12. A method for wirelessly delivering electric power to a target device, the method comprising:

generating a spread spectrum sequence;

generating spread spectrum alternating current power based upon the spread spectrum sequence;

coupling the spread spectrum alternating current power to a transmitting element for wireless power transmission by a non-radiated magnetic field;

dynamically tuning the wireless power transmission according to the spread spectrum sequence; and

communicating the spread spectrum sequence to the target device.

13. The method of claim 12, further comprising forming the non-radiated magnetic field substantially omni-directionally.

14. The method of claim 12, further comprising forming the non-radiated magnetic field directionally.

15. The method of claim 12, wherein the spread spectrum sequence comprises a frequency hopping sequence.

16. The method of claim 12, wherein the spread spectrum sequence comprises a phase hopping sequence.

17. The method of claim 12, communicating the spread spectrum sequence to the target device employs Radio Frequency (RF) communications.

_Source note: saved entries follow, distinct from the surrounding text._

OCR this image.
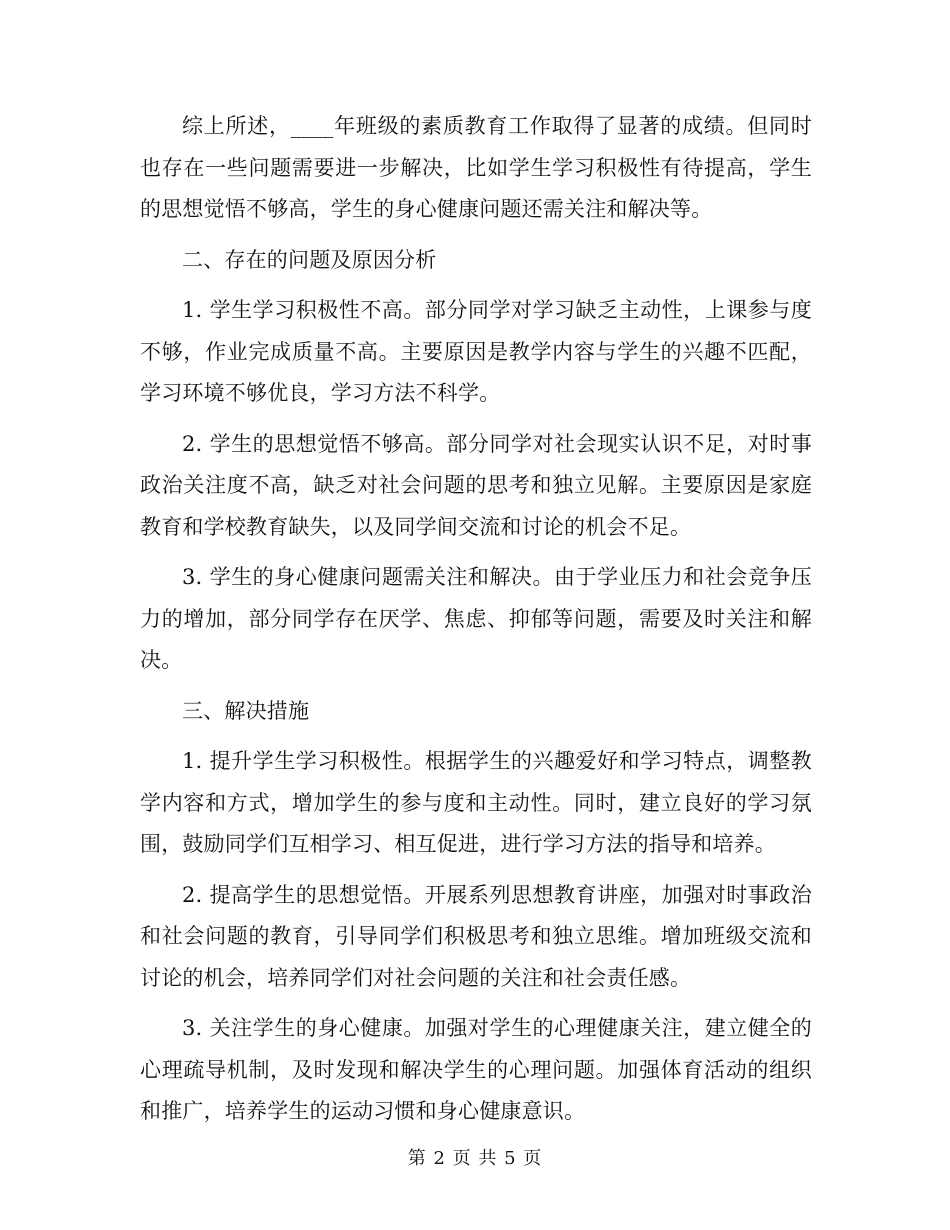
综上所述，____年班级的素质教育工作取得了显著的成绩。但同时也存在一些问题需要进一步解决，比如学生学习积极性有待提高，学生的思想觉悟不够高，学生的身心健康问题还需关注和解决等。

二、存在的问题及原因分析

1. 学生学习积极性不高。部分同学对学习缺乏主动性，上课参与度不够，作业完成质量不高。主要原因是教学内容与学生的兴趣不匹配，学习环境不够优良，学习方法不科学。

2. 学生的思想觉悟不够高。部分同学对社会现实认识不足，对时事政治关注度不高，缺乏对社会问题的思考和独立见解。主要原因是家庭教育和学校教育缺失，以及同学间交流和讨论的机会不足。

3. 学生的身心健康问题需关注和解决。由于学业压力和社会竞争压力的增加，部分同学存在厌学、焦虑、抑郁等问题，需要及时关注和解决。

三、解决措施

1. 提升学生学习积极性。根据学生的兴趣爱好和学习特点，调整教学内容和方式，增加学生的参与度和主动性。同时，建立良好的学习氛围，鼓励同学们互相学习、相互促进，进行学习方法的指导和培养。

2. 提高学生的思想觉悟。开展系列思想教育讲座，加强对时事政治和社会问题的教育，引导同学们积极思考和独立思维。增加班级交流和讨论的机会，培养同学们对社会问题的关注和社会责任感。

3. 关注学生的身心健康。加强对学生的心理健康关注，建立健全的心理疏导机制，及时发现和解决学生的心理问题。加强体育活动的组织和推广，培养学生的运动习惯和身心健康意识。

第 2 页 共 5 页
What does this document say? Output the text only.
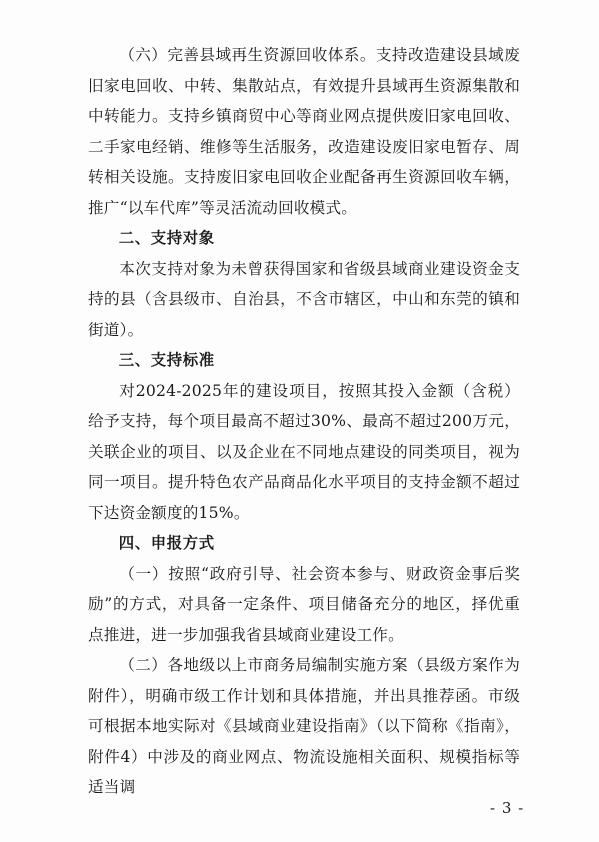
（六）完善县域再生资源回收体系。支持改造建设县域废旧家电回收、中转、集散站点，有效提升县域再生资源集散和中转能力。支持乡镇商贸中心等商业网点提供废旧家电回收、二手家电经销、维修等生活服务，改造建设废旧家电暂存、周转相关设施。支持废旧家电回收企业配备再生资源回收车辆，推广“以车代库”等灵活流动回收模式。

二、支持对象

本次支持对象为未曾获得国家和省级县域商业建设资金支持的县（含县级市、自治县，不含市辖区，中山和东莞的镇和街道）。

三、支持标准

对2024-2025年的建设项目，按照其投入金额（含税）给予支持，每个项目最高不超过30%、最高不超过200万元，关联企业的项目、以及企业在不同地点建设的同类项目，视为同一项目。提升特色农产品商品化水平项目的支持金额不超过下达资金额度的15%。

四、申报方式

（一）按照“政府引导、社会资本参与、财政资金事后奖励”的方式，对具备一定条件、项目储备充分的地区，择优重点推进，进一步加强我省县域商业建设工作。

（二）各地级以上市商务局编制实施方案（县级方案作为附件），明确市级工作计划和具体措施，并出具推荐函。市级可根据本地实际对《县域商业建设指南》（以下简称《指南》，附件4）中涉及的商业网点、物流设施相关面积、规模指标等适当调

- 3 -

18. The method of claim 17, further comprising RF communicating information from the target device that comprises at least one of:

a target device identity;

target device billing information;

target device power receipt level(s); and

a target device battery charge state.

19. The method of claim 17, further RF communicating information from the target device that comprises a request for power delivery from the target device.

20. The method of claim 17, further RF communicating information from the target device that comprises authentication information from the target device.

21. The method of claim 12, wherein generating a spread spectrum sequence comprises:

generating a pseudo random sequence; and

producing the spread spectrum alternating current power based upon the pseudo random sequence.